Bill Deller 3.08.1949 – 17.10.2014

Tribute from Lynn Beaton

In my first memory of Bill he is sitting at my kitchen table telling me that he had loved reading my recently published book, Shifting Horizons, about women in the British Miner’s Strike. At the time few left wing men could be bothered to read a book about women, let alone claim it as one of their favourites.

I repeat this because it is so typical of the way Bill was. He loved a book about ordinary people, moved by political conditions around them to do extra-ordinary things. Over the years that followed we fought together in many struggles and discussed endlessly what we were doing, how we were doing it, how we should be doing it. We always tried to understand what we should be doing by understanding the world as it was unfolding around us and understanding the motion underlying events.

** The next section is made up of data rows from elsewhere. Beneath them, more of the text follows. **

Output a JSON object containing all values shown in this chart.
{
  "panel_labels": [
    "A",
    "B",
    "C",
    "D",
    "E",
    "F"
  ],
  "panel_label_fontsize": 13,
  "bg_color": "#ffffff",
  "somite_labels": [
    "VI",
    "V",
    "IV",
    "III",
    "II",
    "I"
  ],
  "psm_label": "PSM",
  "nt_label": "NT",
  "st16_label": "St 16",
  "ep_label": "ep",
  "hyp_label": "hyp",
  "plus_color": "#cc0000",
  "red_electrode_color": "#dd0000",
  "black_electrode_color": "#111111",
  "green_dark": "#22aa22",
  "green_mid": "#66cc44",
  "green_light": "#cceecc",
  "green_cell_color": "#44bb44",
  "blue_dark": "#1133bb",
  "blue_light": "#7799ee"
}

Bill became the Vice-President of the State Public Services Federation and extended a hand to farmers who were having their farms foreclosed on by banks. He talked, way before any one else of setting up a Red, Green and Black Alliance. He worked to establish a ‘Working People’s Charter for Justice’, we tried to build a broad left ‘Progressive Labour Party’. He helped build the massive peace movement of 2003 and to work on too many struggles to list. And in more recent years his work at 3CR is already legendary.

There were victories along the way, but there were more defeats. This was an era when the forces of reaction were on the rise and too strong for us to overcome. I believe that if born in a different time, Bill Deller would have been great leader, a household name around the world. In the time he was born he was limited by the conditions that favoured followers of fashion over advocates for change; obedience to the dominant ideology over the quest for truth; living the myth over understanding reality. Nevertheless all of us who knew him saw great leadership in Bill; the inspiring orator, the man whose energy was in abundance, the one who ceaselessly looked for opportunities to advance and broaden the struggle, who made connections with a wide range of people but at the same time never lost his own political or moral compass.

The strength of his commitment, the breadth of his vision, the power of his mind with his courage and incorruptibility were a powerful mix. We, as a movement will miss him, but we are stronger for having known him. As an individual I will miss him enormously because when he applied his mighty skills to friendship he was a mighty friend to have.